Hypersensitivity reactions (HRs) to non-steroidal anti-inflammatory drugs (NSAIDs) constitute a significant clinical concern due to their frequency and possible severity. These reactions may involve specific immunological pathways, including activation of the high-affinity IgE receptor, or non-immunological mechanisms that result in similar clinical manifestations. Additionally, vitamin D plays an important role in the regulation of the immune response and therefore may be relevant to the development or progression of HRs to NSAIDs. Methods: To identify new single nucleotide variants (SNVs) associated with HRs, we analyzed the exonic regions and the 3’UTR of sixteen genes related to the vitamin D pathway and the high-affinity IgE receptor, namely FCER1A, MS4A2, FCER1G, VDR, GC, CYP2R1, CYP27A1, CYP27B1, CYP24A1, RXRA, RXRB, RXRG, IL4, IL4R, IL13, and IL13RA1 in a cohort of 1,962 participants, including 982 patients with HRs to NSAIDs and 980 controls. Additionally, serum levels of vitamin D and IgE were measured in these participants. Results: We identified 216 variants located in the exonic and 3′ regions of these genes, 186 of which were novel. Multinomial analyses identified associations between patients with single NSAID induced urticaria/angioedema or anaphylaxis (SNIUAA) and SNVs in genes related to vitamin D (VDR rs78783628, rs739837, rs731236; CYP24A1 rs2762934). In contrast, among cross-reactive (CR) NSAIDs HRs patients, none of analyzed SNVs remained statistically significant after adjustment for multiple comparisons. Notably, the FCER1G rs11421 variant was associated with an increased risk of anaphylaxis in CR NSAIDs HRs patients. Furthermore, no statistically significant differences in serum IgE levels were observed between SNIUAA and CR NSAIDs HRs patients. However, a haplotype comprising SNVs in the RXRB gene was significantly associated with elevated serum IgE level in both patient groups.

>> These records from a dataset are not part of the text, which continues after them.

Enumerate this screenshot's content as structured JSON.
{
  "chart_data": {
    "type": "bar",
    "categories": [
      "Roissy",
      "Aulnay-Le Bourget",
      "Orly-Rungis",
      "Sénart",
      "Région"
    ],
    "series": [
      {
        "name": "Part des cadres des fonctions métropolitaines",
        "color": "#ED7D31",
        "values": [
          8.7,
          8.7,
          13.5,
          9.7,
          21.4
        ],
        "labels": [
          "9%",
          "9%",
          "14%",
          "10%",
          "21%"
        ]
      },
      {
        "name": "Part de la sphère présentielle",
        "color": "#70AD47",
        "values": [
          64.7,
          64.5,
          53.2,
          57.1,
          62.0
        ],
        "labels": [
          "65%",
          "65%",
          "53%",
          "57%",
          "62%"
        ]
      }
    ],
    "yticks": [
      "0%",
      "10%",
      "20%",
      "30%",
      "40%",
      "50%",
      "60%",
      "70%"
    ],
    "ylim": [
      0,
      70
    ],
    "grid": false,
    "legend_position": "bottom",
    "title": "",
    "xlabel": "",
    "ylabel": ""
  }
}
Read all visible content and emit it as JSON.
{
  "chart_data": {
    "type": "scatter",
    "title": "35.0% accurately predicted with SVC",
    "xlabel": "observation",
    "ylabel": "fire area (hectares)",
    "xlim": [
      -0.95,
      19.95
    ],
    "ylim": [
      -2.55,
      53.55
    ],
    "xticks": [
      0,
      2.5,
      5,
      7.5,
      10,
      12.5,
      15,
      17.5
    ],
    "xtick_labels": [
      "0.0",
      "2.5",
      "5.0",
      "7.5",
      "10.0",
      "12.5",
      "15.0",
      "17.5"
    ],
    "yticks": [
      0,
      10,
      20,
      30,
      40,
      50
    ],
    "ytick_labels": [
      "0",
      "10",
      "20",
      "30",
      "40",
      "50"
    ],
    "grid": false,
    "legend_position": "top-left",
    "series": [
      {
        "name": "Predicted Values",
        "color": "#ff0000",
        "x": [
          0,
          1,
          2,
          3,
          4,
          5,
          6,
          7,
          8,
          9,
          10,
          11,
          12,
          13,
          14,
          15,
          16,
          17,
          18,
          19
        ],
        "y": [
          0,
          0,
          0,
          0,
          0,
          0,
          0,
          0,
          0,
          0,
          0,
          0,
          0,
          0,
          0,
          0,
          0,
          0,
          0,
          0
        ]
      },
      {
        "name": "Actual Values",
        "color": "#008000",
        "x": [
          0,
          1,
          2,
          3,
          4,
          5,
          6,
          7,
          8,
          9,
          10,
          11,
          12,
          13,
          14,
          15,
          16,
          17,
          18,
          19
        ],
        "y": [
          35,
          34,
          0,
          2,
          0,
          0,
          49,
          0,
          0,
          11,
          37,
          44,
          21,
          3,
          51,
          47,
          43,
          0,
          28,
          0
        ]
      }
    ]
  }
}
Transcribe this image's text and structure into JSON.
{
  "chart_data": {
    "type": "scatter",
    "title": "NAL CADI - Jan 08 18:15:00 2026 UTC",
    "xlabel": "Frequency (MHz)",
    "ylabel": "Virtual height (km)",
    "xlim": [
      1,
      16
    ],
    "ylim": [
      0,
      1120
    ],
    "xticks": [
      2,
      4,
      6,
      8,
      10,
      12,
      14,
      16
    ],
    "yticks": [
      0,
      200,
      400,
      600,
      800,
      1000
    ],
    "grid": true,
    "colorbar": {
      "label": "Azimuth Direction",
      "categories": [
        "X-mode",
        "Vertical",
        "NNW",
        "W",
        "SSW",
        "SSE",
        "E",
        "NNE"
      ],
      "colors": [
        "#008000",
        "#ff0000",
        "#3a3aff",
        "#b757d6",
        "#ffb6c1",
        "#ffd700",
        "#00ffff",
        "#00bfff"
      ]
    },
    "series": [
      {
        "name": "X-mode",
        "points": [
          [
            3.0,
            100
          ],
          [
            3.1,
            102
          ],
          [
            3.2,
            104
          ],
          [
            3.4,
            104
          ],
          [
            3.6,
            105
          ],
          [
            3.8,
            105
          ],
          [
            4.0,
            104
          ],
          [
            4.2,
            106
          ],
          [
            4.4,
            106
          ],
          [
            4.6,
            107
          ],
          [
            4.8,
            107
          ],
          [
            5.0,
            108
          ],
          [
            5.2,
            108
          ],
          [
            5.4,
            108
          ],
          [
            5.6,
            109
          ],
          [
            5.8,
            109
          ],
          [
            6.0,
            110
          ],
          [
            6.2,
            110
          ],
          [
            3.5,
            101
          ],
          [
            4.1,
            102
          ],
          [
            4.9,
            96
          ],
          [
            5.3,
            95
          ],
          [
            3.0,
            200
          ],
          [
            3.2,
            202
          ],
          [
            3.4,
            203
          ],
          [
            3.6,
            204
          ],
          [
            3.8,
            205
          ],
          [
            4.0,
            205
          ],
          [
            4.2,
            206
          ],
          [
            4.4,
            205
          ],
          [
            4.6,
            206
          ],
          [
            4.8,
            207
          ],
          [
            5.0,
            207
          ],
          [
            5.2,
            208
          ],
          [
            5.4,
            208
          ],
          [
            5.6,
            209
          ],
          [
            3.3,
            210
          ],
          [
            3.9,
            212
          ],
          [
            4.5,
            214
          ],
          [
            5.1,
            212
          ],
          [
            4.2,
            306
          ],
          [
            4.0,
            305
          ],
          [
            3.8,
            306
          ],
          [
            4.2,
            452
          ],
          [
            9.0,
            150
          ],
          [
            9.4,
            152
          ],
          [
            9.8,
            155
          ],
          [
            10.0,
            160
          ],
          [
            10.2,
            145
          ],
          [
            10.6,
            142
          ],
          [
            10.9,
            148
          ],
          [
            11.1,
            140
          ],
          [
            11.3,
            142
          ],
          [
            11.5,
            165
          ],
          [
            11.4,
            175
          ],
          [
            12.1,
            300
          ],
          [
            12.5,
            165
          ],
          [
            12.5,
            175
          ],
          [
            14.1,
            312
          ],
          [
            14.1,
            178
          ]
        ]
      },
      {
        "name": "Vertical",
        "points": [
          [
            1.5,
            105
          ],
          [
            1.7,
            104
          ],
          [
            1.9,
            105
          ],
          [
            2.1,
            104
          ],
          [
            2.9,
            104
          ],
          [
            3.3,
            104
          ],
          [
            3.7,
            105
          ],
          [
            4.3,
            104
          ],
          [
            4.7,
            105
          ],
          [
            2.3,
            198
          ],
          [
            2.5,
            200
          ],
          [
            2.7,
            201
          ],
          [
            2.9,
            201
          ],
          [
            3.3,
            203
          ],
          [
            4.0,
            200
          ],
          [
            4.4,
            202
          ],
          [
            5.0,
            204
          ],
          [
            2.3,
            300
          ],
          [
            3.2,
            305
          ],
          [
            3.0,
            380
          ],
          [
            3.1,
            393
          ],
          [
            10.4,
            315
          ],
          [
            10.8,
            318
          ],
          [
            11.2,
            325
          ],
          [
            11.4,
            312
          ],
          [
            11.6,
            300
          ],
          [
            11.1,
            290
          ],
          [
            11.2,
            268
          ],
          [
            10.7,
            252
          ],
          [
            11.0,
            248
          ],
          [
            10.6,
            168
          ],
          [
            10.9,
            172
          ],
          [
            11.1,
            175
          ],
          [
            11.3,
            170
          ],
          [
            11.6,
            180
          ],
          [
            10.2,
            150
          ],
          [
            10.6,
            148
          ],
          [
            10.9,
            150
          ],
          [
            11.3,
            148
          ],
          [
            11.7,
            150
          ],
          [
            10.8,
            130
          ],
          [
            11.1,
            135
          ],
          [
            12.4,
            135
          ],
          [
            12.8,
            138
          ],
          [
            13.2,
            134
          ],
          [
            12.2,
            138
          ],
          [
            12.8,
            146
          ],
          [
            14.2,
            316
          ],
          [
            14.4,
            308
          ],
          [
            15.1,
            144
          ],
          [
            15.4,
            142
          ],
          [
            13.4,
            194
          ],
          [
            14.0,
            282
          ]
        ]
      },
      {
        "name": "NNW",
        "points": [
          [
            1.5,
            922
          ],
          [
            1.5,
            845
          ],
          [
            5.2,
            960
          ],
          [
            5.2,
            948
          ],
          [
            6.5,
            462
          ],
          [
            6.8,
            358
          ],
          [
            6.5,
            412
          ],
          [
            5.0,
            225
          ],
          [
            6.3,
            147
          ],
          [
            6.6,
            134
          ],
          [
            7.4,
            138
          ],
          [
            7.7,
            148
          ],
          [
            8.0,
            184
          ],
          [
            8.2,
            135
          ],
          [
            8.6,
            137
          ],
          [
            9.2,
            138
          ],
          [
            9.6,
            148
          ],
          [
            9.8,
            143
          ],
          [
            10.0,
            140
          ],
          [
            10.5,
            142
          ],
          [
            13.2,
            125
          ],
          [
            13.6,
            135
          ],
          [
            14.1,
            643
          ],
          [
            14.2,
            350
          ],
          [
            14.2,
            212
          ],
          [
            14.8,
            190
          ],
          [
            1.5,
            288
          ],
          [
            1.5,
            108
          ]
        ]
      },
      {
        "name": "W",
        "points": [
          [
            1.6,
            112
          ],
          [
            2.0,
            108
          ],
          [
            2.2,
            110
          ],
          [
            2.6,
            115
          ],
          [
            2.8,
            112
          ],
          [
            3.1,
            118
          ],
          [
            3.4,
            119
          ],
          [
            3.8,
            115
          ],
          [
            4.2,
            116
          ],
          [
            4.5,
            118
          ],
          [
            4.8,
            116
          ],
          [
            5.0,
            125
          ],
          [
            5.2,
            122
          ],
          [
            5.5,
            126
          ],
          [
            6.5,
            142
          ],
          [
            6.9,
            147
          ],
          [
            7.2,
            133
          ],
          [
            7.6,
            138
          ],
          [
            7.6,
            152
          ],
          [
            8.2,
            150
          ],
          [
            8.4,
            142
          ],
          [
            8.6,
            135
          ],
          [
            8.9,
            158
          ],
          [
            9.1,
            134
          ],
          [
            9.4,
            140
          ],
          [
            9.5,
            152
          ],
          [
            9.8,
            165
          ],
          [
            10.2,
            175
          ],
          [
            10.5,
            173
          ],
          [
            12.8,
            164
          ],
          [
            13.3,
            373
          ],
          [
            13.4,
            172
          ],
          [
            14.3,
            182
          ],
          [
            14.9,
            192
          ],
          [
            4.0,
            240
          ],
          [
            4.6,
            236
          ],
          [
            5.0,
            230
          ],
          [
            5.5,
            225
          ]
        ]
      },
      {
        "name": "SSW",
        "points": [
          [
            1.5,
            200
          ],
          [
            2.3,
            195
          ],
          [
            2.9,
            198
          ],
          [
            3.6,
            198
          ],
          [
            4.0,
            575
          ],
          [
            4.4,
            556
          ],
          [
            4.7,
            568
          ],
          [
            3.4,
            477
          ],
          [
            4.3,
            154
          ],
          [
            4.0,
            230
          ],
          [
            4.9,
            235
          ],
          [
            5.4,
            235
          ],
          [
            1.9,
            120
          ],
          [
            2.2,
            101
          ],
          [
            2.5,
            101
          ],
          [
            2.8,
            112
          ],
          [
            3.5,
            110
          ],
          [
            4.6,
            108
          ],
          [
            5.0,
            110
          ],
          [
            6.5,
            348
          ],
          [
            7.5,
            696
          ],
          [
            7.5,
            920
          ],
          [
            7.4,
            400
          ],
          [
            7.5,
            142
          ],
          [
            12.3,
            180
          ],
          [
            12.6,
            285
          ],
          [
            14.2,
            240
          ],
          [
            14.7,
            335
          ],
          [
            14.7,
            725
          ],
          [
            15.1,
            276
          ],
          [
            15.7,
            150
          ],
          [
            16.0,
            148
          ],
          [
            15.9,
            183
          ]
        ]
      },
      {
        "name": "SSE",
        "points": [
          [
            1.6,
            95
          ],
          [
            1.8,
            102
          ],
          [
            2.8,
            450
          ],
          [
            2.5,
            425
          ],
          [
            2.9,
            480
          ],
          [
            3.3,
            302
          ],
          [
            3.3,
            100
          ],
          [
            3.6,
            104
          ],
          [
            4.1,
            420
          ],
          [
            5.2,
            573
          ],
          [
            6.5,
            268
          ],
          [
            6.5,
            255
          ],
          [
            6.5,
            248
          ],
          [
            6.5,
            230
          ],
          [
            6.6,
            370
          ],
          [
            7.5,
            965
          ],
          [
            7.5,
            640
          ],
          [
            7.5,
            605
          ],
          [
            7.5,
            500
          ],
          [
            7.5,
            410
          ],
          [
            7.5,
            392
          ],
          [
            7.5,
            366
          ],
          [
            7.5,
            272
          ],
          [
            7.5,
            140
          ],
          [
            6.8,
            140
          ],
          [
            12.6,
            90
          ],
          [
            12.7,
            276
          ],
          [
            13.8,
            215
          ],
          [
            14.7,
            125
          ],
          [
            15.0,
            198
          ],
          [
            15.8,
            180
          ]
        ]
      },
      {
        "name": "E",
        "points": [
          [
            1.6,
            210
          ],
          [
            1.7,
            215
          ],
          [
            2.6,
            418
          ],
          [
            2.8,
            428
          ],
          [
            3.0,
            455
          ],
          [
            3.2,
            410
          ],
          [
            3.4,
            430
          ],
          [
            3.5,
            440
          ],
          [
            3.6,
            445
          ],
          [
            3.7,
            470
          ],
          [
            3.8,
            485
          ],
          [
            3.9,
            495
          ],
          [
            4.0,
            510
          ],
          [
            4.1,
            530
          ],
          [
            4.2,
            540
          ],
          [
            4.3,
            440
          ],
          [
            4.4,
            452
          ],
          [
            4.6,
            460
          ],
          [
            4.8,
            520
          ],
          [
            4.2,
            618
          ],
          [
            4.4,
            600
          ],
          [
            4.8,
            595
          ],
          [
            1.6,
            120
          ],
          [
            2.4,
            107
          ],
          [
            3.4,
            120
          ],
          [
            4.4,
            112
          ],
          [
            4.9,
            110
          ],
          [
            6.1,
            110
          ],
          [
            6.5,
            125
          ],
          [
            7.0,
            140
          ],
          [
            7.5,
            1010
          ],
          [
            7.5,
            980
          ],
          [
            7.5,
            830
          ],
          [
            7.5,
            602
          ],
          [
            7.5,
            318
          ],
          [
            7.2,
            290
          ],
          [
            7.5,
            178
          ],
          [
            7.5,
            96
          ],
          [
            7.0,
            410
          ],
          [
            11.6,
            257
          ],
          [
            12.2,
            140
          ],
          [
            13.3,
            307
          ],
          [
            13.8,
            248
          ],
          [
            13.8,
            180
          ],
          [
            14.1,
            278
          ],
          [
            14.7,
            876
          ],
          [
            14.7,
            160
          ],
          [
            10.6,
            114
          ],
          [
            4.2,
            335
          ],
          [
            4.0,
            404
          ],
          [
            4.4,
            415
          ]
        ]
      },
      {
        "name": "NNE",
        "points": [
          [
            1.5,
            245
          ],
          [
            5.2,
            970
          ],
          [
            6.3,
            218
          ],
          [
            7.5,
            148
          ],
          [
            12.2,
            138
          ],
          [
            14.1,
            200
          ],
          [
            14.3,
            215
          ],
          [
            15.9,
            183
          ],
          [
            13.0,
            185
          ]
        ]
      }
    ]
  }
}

Conversely, SNIUAA patients exhibited significantly higher mean vitamin D levels compared to CR NSAIDs HRs patients and non atopic controls. Conclusion: Our study highlights a significant association between SNVs in genes related to the vitamin D pathway, retinoid receptors and the high-affinity IgE receptor with the risk of NSAIDs HRs. Additionally, the correlation between IgE levels and clinical phenotypes suggests a potential role for this biomarker in the pathophysiology and stratification of these reactions.